The prosecutor also said de Margerie should face trial for misuse of company funds.
A Total spokesperson confirmed that the company had been notified of the Paris prosecutor's recommendation and said the company and de Margerie would demonstrate in any trial that their behaviour had been legal.
US authorities said Total has American depositary shares that trade on the New York Stock Exchange, and qualifies as an "issuer" that could face sanctions under the FCPA.
According to papers filed with a federal court in Alexandria, Virginia, Total funneled the illegal payments mainly to Swiss bank accounts designated by two unnamed intermediaries who acted at the behest of the Iranian official.
One intermediary worked at a Swiss private bank, and the other was a company in the British Virgin Islands, the court papers show.

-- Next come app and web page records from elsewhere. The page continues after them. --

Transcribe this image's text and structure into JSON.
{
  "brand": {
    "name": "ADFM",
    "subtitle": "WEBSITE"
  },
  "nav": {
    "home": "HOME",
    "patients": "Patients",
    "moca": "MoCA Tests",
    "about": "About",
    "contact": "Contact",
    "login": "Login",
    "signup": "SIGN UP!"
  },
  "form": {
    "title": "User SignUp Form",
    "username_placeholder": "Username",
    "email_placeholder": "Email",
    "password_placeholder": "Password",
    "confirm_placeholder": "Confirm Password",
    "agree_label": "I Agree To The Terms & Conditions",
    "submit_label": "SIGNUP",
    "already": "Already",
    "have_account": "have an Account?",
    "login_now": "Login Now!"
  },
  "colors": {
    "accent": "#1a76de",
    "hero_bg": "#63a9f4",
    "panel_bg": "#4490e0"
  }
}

"We announce the first coordinated action by French and US law enforcement in a major foreign bribery case," Acting US Assistant Attorney General Mythili Raman said in a statement.
"Our two countries are working more closely today than ever before to combat corporate corruption, and Total, which bought business through bribes, now faces the criminal consequences across two continents," Raman added.
Carr said the largest criminal penalty imposed under the FCPA is the $450m that German engineering company Siemens agreed to pay in 2008, as part of an overall $800m settlement with US authorities.
Total had flagged a possible settlement in an SEC filing last year when it took a €316m ($409m) charge against its accounts, a relatively small sum for a company that makes billions of dollars in profit every quarter.
Talks between US authorities and Total, Western Europe's third-largest oil company, had begun in 2010.
A French investigating magistrate will decide whether a trial is to be held for the outspoken, mustachioed 61-year-old de Margerie, whose mandate as chief executive is scheduled to expire in 2015.
Total's chief is a well-known figure in international oil circles who was in charge of the company's Middle East division at the time the alleged wrongdoing began. He and the company have been under investigation in France since 2006.